Born in Iowa, Fischer enlisted in the Navy after graduating from high school in 1944. He, like so many of his generation, thought first of serving their country given the timing, which was the height of World War II. After his discharge, Fischer attended Iowa State University for two years, then enlisted in the Army. He later transferred to the Air Force where he became a fighter ace, flying 170 missions during the Korean War. He downed 11 MIGs during his flying career but it was after his 11th that his engine stalled and he was forced to eject over Chinese territory, where he was captured.

From April 1953 to May 1955, after the war ended, Fischer was kept in a cell in a Manchurian prison. His quarters were dark, damp, with no bed and no light save for the slot where food would be pushed each day. A high-frequency whistle pierced the air hour after hour in the cell.
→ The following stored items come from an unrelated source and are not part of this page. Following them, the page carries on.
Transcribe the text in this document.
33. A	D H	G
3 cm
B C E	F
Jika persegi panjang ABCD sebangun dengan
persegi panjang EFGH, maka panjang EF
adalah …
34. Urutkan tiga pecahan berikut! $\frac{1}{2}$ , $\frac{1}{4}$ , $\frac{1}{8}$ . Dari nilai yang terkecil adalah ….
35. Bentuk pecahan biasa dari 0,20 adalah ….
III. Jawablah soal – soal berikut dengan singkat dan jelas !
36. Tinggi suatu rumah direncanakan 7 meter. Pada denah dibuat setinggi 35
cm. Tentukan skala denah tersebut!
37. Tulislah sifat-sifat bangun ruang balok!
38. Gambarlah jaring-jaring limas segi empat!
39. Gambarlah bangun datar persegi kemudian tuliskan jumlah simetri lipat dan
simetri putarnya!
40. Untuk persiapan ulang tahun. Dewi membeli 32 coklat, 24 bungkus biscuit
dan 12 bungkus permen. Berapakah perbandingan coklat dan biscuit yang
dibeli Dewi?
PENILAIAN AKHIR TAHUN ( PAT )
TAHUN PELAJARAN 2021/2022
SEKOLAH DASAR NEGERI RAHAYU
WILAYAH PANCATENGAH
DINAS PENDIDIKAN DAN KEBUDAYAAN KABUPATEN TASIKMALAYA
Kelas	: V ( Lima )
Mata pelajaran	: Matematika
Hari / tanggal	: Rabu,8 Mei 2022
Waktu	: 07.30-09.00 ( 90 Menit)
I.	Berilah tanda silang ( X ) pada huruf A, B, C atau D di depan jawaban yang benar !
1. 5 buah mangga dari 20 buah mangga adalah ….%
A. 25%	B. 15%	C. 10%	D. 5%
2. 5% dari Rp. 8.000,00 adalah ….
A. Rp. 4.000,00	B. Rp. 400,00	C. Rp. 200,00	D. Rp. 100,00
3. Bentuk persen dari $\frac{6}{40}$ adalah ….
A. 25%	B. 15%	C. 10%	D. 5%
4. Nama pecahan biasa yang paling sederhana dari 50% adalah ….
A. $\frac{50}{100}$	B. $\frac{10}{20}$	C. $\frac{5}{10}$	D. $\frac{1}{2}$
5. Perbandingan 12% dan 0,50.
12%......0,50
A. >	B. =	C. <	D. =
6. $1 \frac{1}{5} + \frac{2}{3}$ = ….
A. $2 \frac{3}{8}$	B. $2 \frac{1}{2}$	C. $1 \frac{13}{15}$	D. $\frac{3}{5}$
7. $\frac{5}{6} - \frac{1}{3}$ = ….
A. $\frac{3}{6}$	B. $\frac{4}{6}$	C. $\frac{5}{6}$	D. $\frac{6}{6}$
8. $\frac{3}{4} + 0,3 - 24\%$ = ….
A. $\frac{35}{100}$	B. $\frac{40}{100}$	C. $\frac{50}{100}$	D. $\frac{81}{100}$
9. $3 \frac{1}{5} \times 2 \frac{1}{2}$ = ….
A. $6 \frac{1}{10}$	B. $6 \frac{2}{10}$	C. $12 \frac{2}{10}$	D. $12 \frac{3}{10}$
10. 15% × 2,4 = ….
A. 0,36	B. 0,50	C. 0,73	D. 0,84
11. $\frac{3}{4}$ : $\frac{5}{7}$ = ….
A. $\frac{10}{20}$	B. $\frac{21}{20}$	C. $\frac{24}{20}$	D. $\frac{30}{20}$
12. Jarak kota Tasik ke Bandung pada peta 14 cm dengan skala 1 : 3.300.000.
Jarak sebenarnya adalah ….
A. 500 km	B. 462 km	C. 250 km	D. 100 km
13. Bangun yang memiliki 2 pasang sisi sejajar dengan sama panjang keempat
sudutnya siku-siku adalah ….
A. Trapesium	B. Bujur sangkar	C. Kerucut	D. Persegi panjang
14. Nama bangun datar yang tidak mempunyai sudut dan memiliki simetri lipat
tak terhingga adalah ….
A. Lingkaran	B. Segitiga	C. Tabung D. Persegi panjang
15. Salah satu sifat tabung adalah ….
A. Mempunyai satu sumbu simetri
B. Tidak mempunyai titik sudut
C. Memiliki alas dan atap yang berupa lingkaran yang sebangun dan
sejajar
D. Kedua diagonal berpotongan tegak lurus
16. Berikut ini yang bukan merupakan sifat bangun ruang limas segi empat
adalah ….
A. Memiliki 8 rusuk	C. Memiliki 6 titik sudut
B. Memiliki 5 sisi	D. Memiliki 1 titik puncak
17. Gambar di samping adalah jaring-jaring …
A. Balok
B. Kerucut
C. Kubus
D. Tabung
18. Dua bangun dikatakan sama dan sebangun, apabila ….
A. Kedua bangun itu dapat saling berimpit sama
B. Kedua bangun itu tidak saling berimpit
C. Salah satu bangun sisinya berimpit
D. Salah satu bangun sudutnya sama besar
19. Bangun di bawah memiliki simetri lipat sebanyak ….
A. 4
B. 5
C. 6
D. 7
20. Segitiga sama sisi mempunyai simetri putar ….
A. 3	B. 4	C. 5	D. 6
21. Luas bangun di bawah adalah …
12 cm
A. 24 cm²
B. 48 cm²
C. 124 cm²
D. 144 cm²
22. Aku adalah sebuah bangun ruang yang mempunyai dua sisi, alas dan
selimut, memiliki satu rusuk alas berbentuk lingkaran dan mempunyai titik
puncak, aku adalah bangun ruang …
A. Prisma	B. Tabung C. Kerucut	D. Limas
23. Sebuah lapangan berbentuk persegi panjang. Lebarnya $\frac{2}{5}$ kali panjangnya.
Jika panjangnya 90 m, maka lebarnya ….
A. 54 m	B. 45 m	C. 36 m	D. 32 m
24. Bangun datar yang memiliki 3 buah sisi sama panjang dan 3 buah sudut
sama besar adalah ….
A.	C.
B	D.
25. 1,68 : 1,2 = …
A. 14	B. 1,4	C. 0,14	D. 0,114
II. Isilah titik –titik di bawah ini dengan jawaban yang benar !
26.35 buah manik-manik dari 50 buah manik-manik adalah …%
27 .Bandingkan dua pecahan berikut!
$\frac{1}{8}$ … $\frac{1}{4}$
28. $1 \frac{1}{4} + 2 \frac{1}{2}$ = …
The Chinese held a mock trial in 1955 for Fischer and three other U.S. airmen who had been captured. They were found “guilty” of violating Chinese territory by flying over the border while on missions in North Korea. It was under this duress that Fischer confessed to participating in germ warfare.

Fischer and his three comrades were granted their release a week after “confessing.” The release was seen at the time as a way to minimize Cold War tensions between the U.S. and China.

No military disciplinary action was taken against Fisher and his prison-mates. All were restored to full military duty and Fischer went on to pilot helicopters in Vietnam. He earned the rank of colonel as well as numerous medals, including the Silver Star and the Distinguished Service Cross.

“I will regret what I did in that cell for the rest of my life,” Fischer said. “But let me say this—it was not really me, Harold Fischer, Jr., who signed that confession. It was a mentality reduced to putty.”

Fischer died on April 30 at age 83--53 years after the day he entered that dank cell in a Manchurian prison.